E non poteva essere altrimenti, perché la causa del fallimento è stata insita nella natura stessa di quel tipo di progresso. Sostituendo infatti esso, capacità umane con sostituti meccanici, ed essendo questi ultimi fabbricabili e acquistabili solo con quantità ingenti di denaro, il progresso tecnologico fu, come è
ben noto, padre del capitalismo, che a sua volta assecondò al massimo il primo. Il capitalismo tende inevitabilmente a trasformarsi in plutocrazia, e cioè il potere economico a divenire potere politico. E le autentiche capacità umane, atrofizzandosi per difetto di esercizio, sono sempre meno in grado di opporvisi.
Non occorre aggiungere verbo ai tanti già detti e scritti, da noi e da altri migliori di noi, anc

he su queste colonne, per illustrare le turpi conseguenze di ogni genere che la plutocrazia egemone ha apportato all’Italia e al mondo. Esse sono tali e così palesi, che i popoli stessi dovrebbero sollevarsi e far giustizia dei plutocrati e dei loro scherani che succhiano il loro sangue.
Ma ciò è impossibile. Era ancora possibile, in casi estremi, un secolo addietro; ora non lo è più. I popoli sono stati posti nell’impossibilità di difendersi. E che cosa determina tale impotenza? La risposta è orribile: proprio la tecnologia!
Nata nell’illusione di giovare, la tecnologia si è infatti trasformata nel più tremendo nemico dell’umanità, nella maggiore alleata dei suoi distruttori, sotto due principali aspetti:
Intanto, la naturale capacità delle persone di comunicare tra loro, sancita dalla natura, era quella giusta.
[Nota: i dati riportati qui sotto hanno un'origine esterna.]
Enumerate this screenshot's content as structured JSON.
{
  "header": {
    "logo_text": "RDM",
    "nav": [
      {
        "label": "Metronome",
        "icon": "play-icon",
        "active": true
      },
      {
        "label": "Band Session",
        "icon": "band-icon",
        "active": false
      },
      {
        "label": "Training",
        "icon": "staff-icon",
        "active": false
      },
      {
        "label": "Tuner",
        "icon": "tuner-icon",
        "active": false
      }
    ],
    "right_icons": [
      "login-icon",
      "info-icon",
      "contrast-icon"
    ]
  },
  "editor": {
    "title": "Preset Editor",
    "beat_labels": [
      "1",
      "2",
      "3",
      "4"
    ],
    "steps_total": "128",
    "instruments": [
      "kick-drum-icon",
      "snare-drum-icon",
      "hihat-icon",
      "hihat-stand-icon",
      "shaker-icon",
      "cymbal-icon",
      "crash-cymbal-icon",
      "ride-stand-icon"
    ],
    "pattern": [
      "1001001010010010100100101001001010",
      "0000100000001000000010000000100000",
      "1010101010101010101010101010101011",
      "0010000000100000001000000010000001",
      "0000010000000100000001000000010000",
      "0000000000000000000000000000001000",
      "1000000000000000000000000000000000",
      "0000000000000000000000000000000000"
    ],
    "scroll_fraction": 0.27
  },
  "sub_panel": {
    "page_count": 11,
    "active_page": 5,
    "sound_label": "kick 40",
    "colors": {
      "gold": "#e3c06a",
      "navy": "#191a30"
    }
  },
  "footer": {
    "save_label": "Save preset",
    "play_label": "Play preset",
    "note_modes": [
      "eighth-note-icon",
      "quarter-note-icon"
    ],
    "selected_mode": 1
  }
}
Aumentandola a dismisura, fino all’attuale generalizzazione delle comunicazioni via etere, è diventata la possibilità, per i soliti plutocrati, di compiere, per i propri squallidi fini, il lavaggio del cervello di massa, privando i popoli persino del rozzo buon senso e dell’esperienza che poteva guidarli.
E poi, la tecnologia delle armi distruttive, che, da semplici “prolungamenti” del braccio del guerriero, accessori della forza e del valore di esso, le ha trasformate in calamità orrende, capaci di distruggere la terra, ma azionabili da qualsiasi lardoso vigliacco, ha concesso agli stessi controllori del denaro la licenza di consumare i soprusi internazionali più infami e smaccati, ridendosela delle ridicole “regole” da loro stessi fatte approvare per paralizzare i ribelli.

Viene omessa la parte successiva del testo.